Abdominal ultrasonography is the first step in imaging to differentiate Wilms tumor from other abdominal masses.  Subsequently, contrast-enhanced CT or MRI is needed to evaluate the extent of the mass.  A CT scan of the chest is also recommended to identify pulmonary metastases.  Treatment includes surgery and chemotherapy as well as radiation therapy for late-stage disease.  Survival rates are excellent (90%), especially for patients who are treated in the early stages.

(Choice A)  IgA nephropathy typically presents with hematuria during an upper respiratory infection.  This glomerulonephritis is not associated with tumor development.

(Choice B)  Nephrolithiasis (kidney stones) can cause hematuria but is usually very painful.  Even large staghorn calculi would present with urinary tract infection and pain rather than an abdominal mass.

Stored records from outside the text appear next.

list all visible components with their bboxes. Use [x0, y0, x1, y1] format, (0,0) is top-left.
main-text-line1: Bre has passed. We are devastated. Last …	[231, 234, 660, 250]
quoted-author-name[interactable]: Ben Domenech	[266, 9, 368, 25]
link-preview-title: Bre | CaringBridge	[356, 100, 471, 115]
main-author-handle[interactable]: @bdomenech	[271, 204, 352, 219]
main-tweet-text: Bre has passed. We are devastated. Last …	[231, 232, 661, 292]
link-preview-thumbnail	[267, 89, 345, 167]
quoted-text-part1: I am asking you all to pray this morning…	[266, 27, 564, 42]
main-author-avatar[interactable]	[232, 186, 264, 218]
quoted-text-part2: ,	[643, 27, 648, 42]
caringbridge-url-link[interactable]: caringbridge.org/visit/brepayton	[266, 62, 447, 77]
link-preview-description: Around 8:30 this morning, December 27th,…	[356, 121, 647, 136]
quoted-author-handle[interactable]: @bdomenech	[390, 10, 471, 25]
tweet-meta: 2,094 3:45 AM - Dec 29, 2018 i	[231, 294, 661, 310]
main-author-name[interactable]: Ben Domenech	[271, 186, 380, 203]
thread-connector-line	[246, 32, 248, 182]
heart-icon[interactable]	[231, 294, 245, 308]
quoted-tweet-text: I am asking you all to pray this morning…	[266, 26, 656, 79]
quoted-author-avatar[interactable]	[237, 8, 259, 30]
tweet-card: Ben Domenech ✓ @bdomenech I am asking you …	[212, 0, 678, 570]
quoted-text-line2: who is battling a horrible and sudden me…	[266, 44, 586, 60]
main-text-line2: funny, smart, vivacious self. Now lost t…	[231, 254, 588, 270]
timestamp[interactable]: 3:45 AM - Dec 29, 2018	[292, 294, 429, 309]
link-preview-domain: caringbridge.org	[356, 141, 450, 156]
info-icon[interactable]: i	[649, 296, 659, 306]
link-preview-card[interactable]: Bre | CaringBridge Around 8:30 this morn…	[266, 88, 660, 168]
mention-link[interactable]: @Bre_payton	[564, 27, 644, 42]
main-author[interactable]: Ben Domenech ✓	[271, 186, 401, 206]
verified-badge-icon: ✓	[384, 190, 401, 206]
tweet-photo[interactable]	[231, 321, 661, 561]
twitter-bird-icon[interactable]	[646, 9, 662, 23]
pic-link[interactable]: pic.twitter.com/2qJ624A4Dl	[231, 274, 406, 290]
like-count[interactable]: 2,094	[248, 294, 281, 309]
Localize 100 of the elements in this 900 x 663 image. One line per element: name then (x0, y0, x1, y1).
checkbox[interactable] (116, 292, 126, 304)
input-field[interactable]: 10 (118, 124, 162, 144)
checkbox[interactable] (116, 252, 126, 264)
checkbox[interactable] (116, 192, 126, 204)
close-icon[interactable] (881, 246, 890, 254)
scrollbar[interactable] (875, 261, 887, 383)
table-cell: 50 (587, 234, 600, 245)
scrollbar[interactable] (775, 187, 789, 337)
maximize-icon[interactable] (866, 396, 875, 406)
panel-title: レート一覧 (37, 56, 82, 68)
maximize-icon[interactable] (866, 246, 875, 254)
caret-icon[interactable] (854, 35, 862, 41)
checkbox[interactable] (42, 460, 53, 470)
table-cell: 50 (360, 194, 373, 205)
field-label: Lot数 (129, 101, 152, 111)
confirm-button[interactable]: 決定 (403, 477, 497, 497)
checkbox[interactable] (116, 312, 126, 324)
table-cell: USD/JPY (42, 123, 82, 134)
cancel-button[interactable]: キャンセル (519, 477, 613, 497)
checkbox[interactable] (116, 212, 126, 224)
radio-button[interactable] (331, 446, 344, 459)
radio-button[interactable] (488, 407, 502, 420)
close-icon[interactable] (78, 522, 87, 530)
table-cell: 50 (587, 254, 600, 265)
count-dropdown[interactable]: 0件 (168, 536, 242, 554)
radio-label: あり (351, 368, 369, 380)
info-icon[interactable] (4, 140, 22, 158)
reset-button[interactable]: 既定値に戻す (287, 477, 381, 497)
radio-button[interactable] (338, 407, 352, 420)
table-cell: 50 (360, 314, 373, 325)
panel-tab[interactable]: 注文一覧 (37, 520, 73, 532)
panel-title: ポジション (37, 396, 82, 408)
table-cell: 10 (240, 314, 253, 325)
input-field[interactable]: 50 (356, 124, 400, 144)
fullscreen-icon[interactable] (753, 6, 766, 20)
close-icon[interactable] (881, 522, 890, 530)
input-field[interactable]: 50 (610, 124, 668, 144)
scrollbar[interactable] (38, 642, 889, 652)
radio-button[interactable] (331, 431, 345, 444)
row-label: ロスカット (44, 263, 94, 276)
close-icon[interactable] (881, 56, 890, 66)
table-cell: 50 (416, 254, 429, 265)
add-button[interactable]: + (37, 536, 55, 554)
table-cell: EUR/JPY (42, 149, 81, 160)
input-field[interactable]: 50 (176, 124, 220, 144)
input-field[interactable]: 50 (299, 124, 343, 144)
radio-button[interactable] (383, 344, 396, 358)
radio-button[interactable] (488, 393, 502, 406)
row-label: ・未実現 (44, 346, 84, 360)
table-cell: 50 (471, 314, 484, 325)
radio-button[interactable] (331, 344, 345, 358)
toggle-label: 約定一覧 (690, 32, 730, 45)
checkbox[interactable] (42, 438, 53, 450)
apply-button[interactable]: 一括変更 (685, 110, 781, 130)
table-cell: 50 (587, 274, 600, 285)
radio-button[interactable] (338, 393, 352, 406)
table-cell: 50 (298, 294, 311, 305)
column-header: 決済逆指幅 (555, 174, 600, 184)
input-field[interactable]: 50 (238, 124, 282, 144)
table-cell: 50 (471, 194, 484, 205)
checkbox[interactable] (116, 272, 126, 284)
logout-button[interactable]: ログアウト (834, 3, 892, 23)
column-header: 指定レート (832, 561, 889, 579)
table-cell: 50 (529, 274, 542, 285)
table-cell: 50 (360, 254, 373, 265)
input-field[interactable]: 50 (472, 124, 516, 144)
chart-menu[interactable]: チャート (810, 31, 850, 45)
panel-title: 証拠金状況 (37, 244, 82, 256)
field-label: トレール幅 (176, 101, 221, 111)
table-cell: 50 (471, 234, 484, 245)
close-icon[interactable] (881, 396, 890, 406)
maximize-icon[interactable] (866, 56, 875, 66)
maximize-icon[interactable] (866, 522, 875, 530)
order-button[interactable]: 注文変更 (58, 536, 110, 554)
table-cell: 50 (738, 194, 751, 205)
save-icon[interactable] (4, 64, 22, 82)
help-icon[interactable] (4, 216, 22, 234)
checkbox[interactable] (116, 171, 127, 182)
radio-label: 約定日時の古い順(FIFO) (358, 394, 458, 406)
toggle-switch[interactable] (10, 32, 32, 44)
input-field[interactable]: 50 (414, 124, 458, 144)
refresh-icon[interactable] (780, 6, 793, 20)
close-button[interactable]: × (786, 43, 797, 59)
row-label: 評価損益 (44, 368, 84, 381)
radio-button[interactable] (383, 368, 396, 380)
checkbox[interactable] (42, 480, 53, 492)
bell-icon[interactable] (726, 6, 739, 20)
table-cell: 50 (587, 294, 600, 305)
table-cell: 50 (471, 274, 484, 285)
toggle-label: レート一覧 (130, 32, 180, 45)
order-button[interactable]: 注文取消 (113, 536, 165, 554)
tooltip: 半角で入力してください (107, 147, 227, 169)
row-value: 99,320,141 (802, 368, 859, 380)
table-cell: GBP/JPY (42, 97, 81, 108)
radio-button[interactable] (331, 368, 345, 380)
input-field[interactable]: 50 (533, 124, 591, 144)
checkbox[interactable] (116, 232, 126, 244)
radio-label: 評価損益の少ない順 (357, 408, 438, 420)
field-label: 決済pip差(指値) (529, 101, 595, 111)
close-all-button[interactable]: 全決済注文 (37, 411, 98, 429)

(Choice C)  Neuroblastoma is a tumor that can arise anywhere in the sympathetic nervous system but typically involves the adrenal glands and presents as an abdominal mass.  It is less likely in this patient because it usually affects children age <2 and does not cause hematuria.

(Choice D)  Poststreptococcal glomerulonephritis (PSGN) can develop weeks after a group A streptococcal infection (even if treated).  Although PSGN is a common cause of nephritis and can present with hematuria, it would not cause a firm abdominal mass and it is commonly associated with edema, hypertension, and (nonnephrotic range) proteinuria.

(Choice E)  Renal cell carcinoma is a renal malignancy that presents with flank pain, hematuria, and a mass.  However, it occurs predominantly in men age 50-80 and is very rare in young children.

Educational objective:
Wilms tumor is the most common renal malignancy in children.  Although it usually presents as an asymptomatic abdominal mass, hematuria may occur in up to one-fourth of patients.  Abdominal pain and hypertension may also be present.